Na base, estava longe de ter um histórico de revelação forte. E mesmo João Paulo Sampaio, que trabalhava no Vitória na época, admite essa realidade.
Palmeiras investe na base e os crias recheiam o caixa do time
Naquele período, sob a gestão do então presidente Paulo Nobre, o clube deu um passo importante para a profissionalização e trouxe nomes dedicados a cada área do futebol, com Alexandre Mattos e Cícero Souza no principal, e João Paulo Sampaio na base.
Este último - o único dos três ainda no clube -, com um objetivo claro: transformar o Palmeiras em referência na formação de atletas.
Mas como isso seria possível?
As mudanças começaram na estrutura. O clube era muito grande na área administrativa e tinha mais assistentes sociais e psicólogos do que profissionais ligados ao campo, por exemplo. É o que explica o coordenador. Eram quatro treinadores e só dois captadores de novos atletas.
Aos poucos, eles redistribuíram os departamentos e triplicaram esses números, contando agora com 12 técnicos, no futsal e no campo, além de oito captadores distribuídos em quatro das cinco regiões do Brasil.
- Três em São Paulo, sendo dois na capital e um no interior, em Pirassununga.
- Mais dois no Sudeste, no Rio de Janeiro e Minas Gerais.
- Dois no Nordeste, no Recife e em Salvador.
- E um no Centro-Oeste, em Goiânia.
– Temos captadores espalhados, mas no Palmeiras todo mundo faz captação, assiste a jogos.
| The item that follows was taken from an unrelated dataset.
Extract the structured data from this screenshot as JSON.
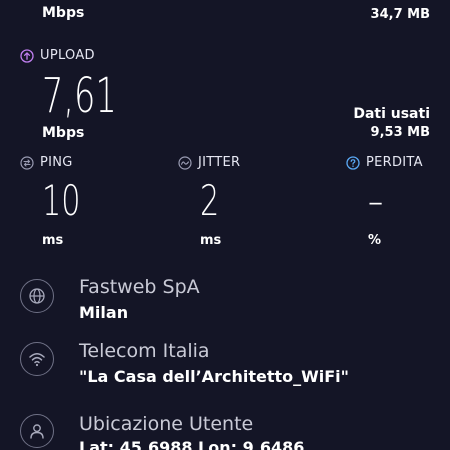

Isso é o mantra do clube. E a gente leva muitos times para o nosso CT. Falo que sou um scout na coordenação. Recebo uma média de 20 a 30 vídeos por dia e uma parte passo para alguns, outros eu vou vendo. Foi o caso de Endrick – lembra João Paulo.
Além da estrutura, o Palmeiras precisou mudar a mentalidade. Afinal, de que adiantaria encontrar os melhores jovens jogadores do Brasil e não conseguir mantê-los no clube?
Em uma época de Santos e São Paulo com as maiores revelações, e o alojamento de Cotia sendo um forte poder de convencimento, o Verdão escolheu humanizar o processo. É o que conta o técnico Eduardo Alemão, que esteve no clube por 10 anos e fez parte dessa estruturação.
– Trazer um jogador é um trabalho de convencimento. Você precisa provar que ele está no melhor lugar. Tem que mexer com ele, com a família. Acho que o mais importante foi humanizar o processo, e aí as coisas começaram a acontecer. Era de às vezes ir até o local para a família não ter que vir ao clube, ir conversar no fim de semana, dias em que de repente outros não iriam – diz Alemão.
E aí as mudanças começaram a dar resultado.
Em 2016, o Palmeiras vendeu Gabriel Jesus ao Manchester City por 32,75 milhões de euros. Em 2017, passou a divulgar atletas ao futebol internacional. Em 2019, fez vendas ao exterior antes mesmo de estreias no profissional, como Luan Cândido ao RB Leipzig.
E em 2020 deu à base um papel fundamental no time de Vanderlei Luxemburgo, subindo sete deles, como Patrick de Paula, Gabriel Menino e Gabriel Veron. Foi a virada de chave.
Proibido treinadores. Somente formadores
Parte desse investimento está evidente nas estruturas do clube. Entre as novas instalações da Academia de Futebol 2 - o CT da base -, um campinho de terra e duas placas no alambrado chamam atenção. "Proibido treinadores. Somente formadores", diz uma. "Espaço de liberdade, improviso e autonomia", completa a outra.
Elas ficaram famosas pelas negociações milionárias do clube e são importantes para entender a metodologia de ensino adotada na base: a de autonomia e liberdade.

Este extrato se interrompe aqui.